The upcoming era of central bank digital currency: research, insights, and forecasts
CBDC and the Study by De Nederlandsche Bank
De Nederlandsche Bank (DNB) recently published a study on the impact of Central Bank Digital Currency (CBDC) on the financial system during a transitional period. The study’s findings bring significant insights into potential disruptions arising from high demand for CBDC.
High demand for CBDC and Disruptions in the Banking System
According to DNB’s analysis, significant demand for Central Bank Digital Currency may lead to outflows from the banking system, which in turn could generate potential disruptions in the stability of the banking sector.
Optimal Solution for the Transitional Period
To minimize negative effects, the study suggests introducing specific ownership limits, such as a set limit of 3000 euros.
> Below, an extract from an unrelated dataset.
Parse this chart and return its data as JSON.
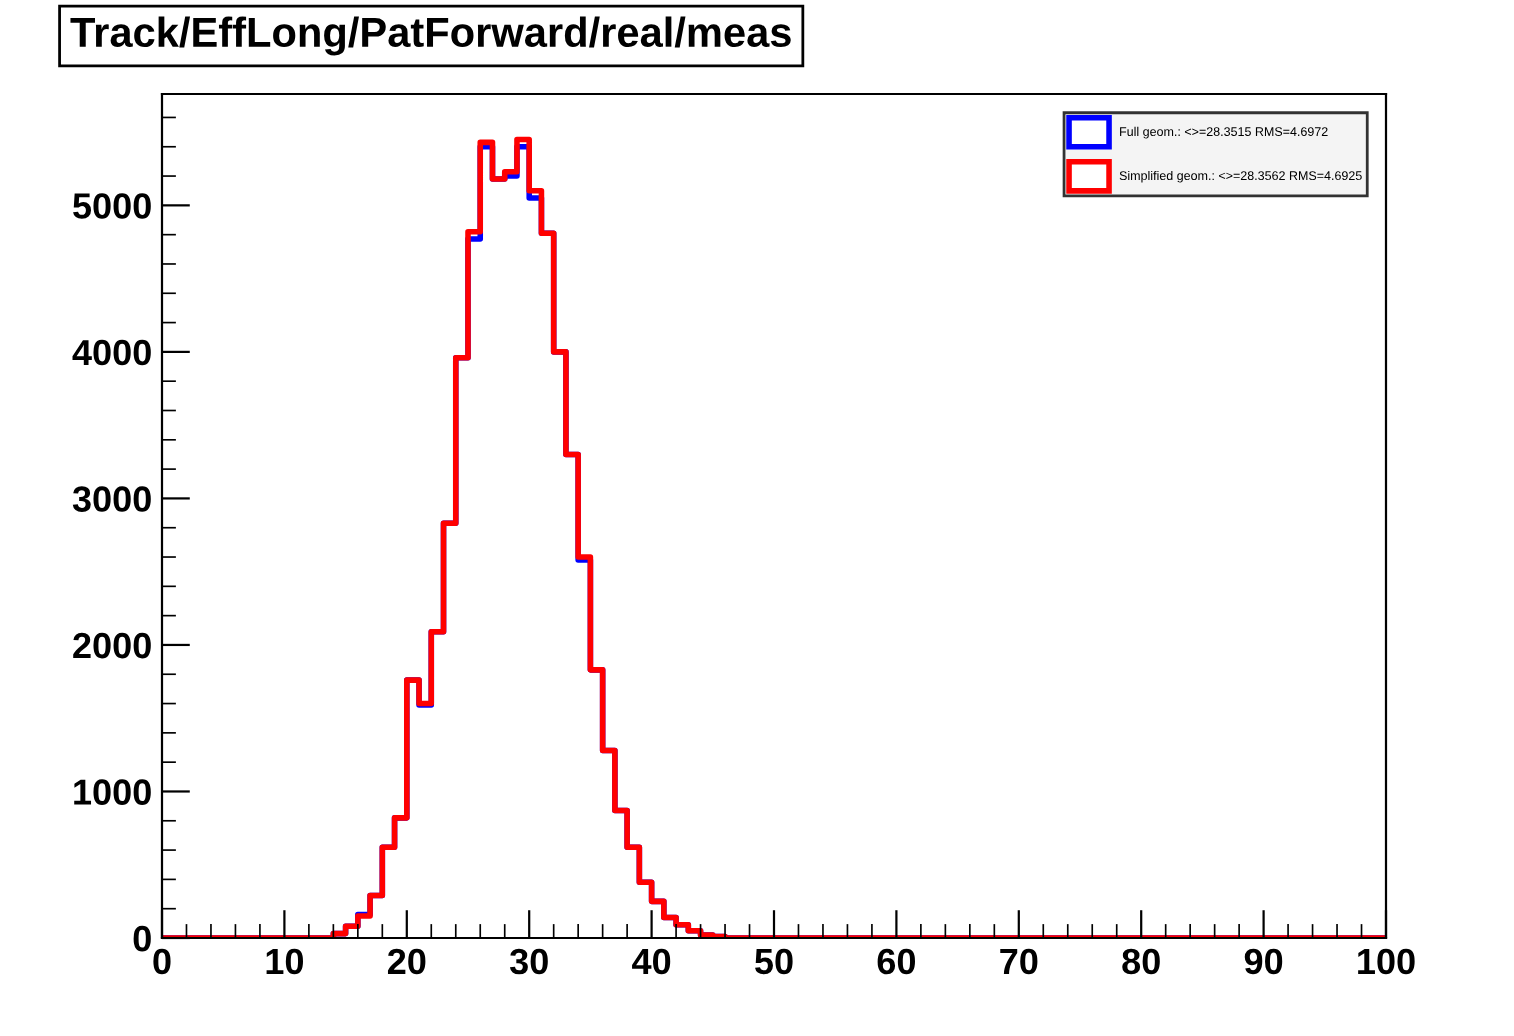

This solution aims to manage the transitional situation without causing excessive turbulence in the financial system.
Benefits of CBDC post-transitional period
After the transitional period, the study assumes that Central Bank Digital Currency will bring net benefits to prosperity and will not exclude banks from the process, providing a significant alternative to traditional financial systems.
Considerations of the European Central Bank (ECB)
The European Central Bank (ECB) previously considered introducing CBDC ownership limits of 3000 euros. However, a new regulation project regarding the digital euro transfers the decision on limits from the ECB to banks and other payment providers, giving them greater freedom in this regard.
The Role of Banks in the Context of CBDC
According to research from the Bank of Canada, the impact of Central Bank Digital Currency on bank deposits will be around 12%, meaning that banks will not be marginalized in the financial process. The Dutch study suggests that before the introduction of CBDC, banks had a monopoly on deposits, which led to the need for banks to raise interest rates in response to competition.
Regulatory Instruments for Central Banks
To mitigate potential disruptions in the financial system during the transitional period, central banks have tools such as ownership limits and the ability to impose negative interest rates above a specified ownership level, aiming to maintain the stability of the banking sector.
Forecasts after CBDC Adoption Stability
Modeling conducted by DNB suggests that after the stabilization of Central Bank Digital Currency adoption, interest rates and overall bank deposits will be higher than before the introduction of CBDC, which could positively impact the country’s financial situation.